I think you're on to something, and your logic is spot on. All else equal, it's better to start studying earlier.
In my case, I did accept the offer in the first year for the school, shortly before learning my wife and I were expecting our 1st child. I was working, and it seemed prudent to save up more money before heading back. CMU rejected me, which was a bummer, because I really thought their curriculum and the strength of the interns / graduates I had worked with was top notch. The second year, I received some very direct feedback from one of the programs which rejected me, suggesting I should do 6 more math courses (4 at graduate level) to meet the minimum standards for the program. I was still working full time, but I realized the only thing worse than being rejected would be to be accepted and fail out. I did the courses, re-applied, and was accepted to a few more programs than the first round, one of which was CMU. It was a very hard choice, because the other two schools had updated their curriculums along the lines of what I hoped to learn.
Regarding COVID, I don't think we've seen a situation where the entire Global economy has just basically, well, stopped. There is clearly going to be a lot of pain, and a lot of repercussions. There is also going to be a lot of opportunity when the dust settles.
I can't pretend to say what that will look like.
I can say the skills, knowledge, and perspective I am gaining in grad school will help me to make the most of what comes my way.

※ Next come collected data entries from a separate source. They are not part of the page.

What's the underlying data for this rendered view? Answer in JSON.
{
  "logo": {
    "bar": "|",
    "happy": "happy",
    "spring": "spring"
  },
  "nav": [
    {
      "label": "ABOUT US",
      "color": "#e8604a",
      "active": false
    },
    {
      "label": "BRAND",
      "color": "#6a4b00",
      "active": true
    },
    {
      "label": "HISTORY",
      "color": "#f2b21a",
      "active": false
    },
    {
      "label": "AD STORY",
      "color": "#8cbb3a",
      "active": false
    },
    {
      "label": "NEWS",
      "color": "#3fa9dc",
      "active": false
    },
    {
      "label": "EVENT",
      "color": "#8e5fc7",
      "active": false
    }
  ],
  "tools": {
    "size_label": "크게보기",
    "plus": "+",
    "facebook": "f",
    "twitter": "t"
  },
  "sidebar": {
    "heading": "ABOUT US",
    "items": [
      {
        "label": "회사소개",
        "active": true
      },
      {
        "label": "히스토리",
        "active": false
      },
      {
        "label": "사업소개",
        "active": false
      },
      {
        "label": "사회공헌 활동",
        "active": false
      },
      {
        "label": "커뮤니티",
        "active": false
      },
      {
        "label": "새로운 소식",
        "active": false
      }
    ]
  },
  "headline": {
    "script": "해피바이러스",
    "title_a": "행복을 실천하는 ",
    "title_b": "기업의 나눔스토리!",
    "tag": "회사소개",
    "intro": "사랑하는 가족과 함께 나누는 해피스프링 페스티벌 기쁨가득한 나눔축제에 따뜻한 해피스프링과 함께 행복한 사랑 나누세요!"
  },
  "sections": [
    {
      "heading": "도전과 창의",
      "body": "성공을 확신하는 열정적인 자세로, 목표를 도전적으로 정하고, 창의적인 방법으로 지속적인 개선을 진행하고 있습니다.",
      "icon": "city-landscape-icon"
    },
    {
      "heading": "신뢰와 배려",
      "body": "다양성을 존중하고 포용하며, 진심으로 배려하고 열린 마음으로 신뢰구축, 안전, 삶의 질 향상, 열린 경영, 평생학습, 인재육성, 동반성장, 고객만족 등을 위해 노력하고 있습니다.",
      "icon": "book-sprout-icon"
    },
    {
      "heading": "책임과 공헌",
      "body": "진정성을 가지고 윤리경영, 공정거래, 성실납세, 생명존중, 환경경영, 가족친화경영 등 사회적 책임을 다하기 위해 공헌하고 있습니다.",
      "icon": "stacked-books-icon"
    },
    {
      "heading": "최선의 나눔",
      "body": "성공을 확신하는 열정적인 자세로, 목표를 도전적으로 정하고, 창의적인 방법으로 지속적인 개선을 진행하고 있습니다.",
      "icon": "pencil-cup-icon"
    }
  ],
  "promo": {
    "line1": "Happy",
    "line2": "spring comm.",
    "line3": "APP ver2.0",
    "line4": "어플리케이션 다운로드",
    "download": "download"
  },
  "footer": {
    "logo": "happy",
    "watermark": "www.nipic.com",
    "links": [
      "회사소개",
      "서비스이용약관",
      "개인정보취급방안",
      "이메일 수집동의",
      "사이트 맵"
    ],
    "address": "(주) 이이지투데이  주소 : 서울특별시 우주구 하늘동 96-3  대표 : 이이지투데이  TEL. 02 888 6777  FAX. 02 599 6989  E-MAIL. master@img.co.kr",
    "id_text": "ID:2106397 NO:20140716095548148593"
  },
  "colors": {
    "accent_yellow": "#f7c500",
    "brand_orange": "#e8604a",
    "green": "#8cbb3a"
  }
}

Calculus Based Probability, Mathematical Statistics, Stochastic Processes, and stochastic Methods of Operations research. They were 500 level in my (US based) program, but I think they are high level undergrad in other US programs and high level nursery school in other international systems.
I also had to finish differential equations and redo linear algebra. Very grateful for the nudge to redo linear algebra, and wish I had done more PDE; I’m on the buy side, but the stuff you can do with stochastic processes is super fun and useful if you have a solid foundation.
whats the general sense from colleges you've heard back from? Right now it's a wait and see approach, i assume.
Also, what are you guys planning w.r.t to the current situation. Looking at waiting a year, or do you plan on starting this year, if it's feasible to do so ? Would love to hear your thoughts.
Students at the University of Chicago are organizing a tuition strike, threatening to withhold their payments for the spring quarter if the school doesn’t give them a hefty discount.
That cry is being heard on other campuses as well, as students complain that online classes don’t measure up to the real thing and say they shouldn’t have to pay the full load for a subpar experience, especially at a time when more are facing financial uncertainties.
California State University (largest public 4 year university system in the US) announced that they will not hold class on campus this Fall.
This probably be the same for colleges in other states as well. Not sure how this will play out for the international students.
At Boston University Metropolitan college - it’s like the adult education part of BU. I had to start w basic calculus, etc. once I got above the 200 level classes, most of my classes were w regular university students. At the end, I earned a second bachelors in math, but that’s just because I had to do so much remedial work that by the time I got to the classes needed for the MFE I was maybe 1 or 2 courses shy of the BS, so I just went for it.